Spargelkönigin, Spargelfrauen, Hofführungen, Felder-Rundfahrten: All dies steht auf dem Programm, wenn am 12. April auf dem Spargelhof Klaistow vor den Toren der Blütenstadt die Spargelsaison eröffnet wird.
Bernd Reiher, 21.03.2026, 23:28Uhr
Der landesweite Saisonauftakt wird am 2. April auf dem Jakobs-Hof in Schäpe gefeiert. Dazu lesen Sie hier die Pressemitteilung des Gartenbauverband Berlin-Brandenburg.
Spargelsaison 2026 in Brandenburg
Regionale Betriebe starten optimistisch in die neue Ernte
Mit den ersten warmen Frühlingstagen rückt die Spargelsaison 2026 in Brandenburg näher. Die Spargelbetriebe des Landes bereiten sich derzeit intensiv auf den Beginn der Ernte vor. Nach aktuellen Einschätzungen der Branche könnten die ersten regionalen Stangen bereits ab Ende März verfügbar sein – rechtzeitig vor dem Osterfest Anfang April. Offiziell startet die Eröffnung der Brandenburger Spargelsaison auf dem bekannten Jakobs-Hof in Schäpe am 2. April 2026 um 10 Uhr.

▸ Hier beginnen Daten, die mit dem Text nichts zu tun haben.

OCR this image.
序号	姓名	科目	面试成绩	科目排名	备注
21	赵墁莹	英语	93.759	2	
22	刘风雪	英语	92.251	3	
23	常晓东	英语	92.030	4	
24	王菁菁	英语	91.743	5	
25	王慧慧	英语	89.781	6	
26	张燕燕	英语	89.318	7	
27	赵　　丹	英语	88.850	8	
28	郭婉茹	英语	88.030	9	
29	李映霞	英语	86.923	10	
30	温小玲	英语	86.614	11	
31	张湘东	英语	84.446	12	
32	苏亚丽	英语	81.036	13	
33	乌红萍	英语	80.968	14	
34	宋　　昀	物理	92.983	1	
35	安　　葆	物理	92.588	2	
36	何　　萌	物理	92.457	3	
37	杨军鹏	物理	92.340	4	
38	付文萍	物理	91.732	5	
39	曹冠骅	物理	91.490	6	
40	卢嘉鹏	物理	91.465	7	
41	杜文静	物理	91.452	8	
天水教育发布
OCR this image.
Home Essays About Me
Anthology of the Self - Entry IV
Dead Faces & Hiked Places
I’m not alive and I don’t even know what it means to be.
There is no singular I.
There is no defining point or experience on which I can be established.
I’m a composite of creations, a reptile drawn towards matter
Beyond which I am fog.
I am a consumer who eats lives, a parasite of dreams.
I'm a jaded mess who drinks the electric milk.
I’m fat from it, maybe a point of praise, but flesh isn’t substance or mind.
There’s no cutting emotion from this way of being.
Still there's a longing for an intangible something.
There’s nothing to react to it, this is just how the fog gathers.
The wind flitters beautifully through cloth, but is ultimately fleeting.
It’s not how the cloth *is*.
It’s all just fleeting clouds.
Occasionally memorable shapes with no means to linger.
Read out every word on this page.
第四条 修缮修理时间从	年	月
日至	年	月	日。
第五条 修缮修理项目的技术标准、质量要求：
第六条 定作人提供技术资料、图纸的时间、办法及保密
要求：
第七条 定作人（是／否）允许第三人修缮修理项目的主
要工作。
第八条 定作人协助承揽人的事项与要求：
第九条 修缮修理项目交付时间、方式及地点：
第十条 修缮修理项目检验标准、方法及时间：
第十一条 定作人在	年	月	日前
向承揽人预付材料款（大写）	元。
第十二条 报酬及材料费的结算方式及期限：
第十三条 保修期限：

Saisonstart abhängig von Wetterbedingungen
Der Beginn der Spargelernte hängt stark von Witterung und Bodentemperatur ab. Zur Zeit scheint das Frühlingshoch stabil und der nächste Wintereinbruch ist nicht in Sicht. In den nächsten 14 Tagen soll die Tagestemperatur nicht unter 10 Grad sinken. Durch den Einsatz von Folien auf den Spargeldämmen können Betriebe den Boden erwärmen und das Wachstum beschleunigen, sodass die Ernte teilweise früher startet als im klassischen Saisonfenster. Traditionell dauert die Spargelsaison in Deutschland bis zum 24. Juni, dem sogenannten Johannistag („Spargelsilvester“). Danach benötigen die Pflanzen ausreichend Zeit, um sich für die nächste Saison zu regenerieren.
Brandenburg bleibt bedeutendes Spargelanbaugebiet
Brandenburg gehört weiterhin zu den wichtigsten Spargelregionen Deutschlands. Im Jahr 2025 wurden rund 3.400 Hektar Spargel angebaut und etwa 18.700 Tonnen geerntet. Damit verringerte sich die Fläche, auf der das beliebte Stangengemüse angebaut wird, im Vergleich zum Vorjahr um etwa 160 Hektar. Auch die Gesamtmenge der Spargelernte ging zurück: Gegenüber 2024 sank sie um rund 1.500 Tonnen auf die genannten 18.700 Tonnen.
Herausforderungen für die Betriebe
Trotz der Vorfreude auf die neue Saison steht der Spargelanbau weiterhin unter wirtschaftlichem Druck. Steigende Produktionskosten – etwa durch höhere Löhne für Erntehelfer – sowie ein Rückgang der Anbauflächen stellen viele Betriebe vor Herausforderungen.
Der Gartenbauverband Brandenburg ruft Verbraucherinnen und Verbraucher dazu auf, die regionale Spargelsaison bewusst zu unterstützen, da regional erzeugter Spargel für Frische, kurze Transportwege und die Stärkung der landwirtschaftlichen Betriebe vor Ort steht. Mit dem Start der Spargelsaison beginnt für viele Höfe, Hofläden und Märkte eine der wichtigsten Zeiten des Jahres – und für Genießer die vielleicht köstlichste Phase des Frühlings.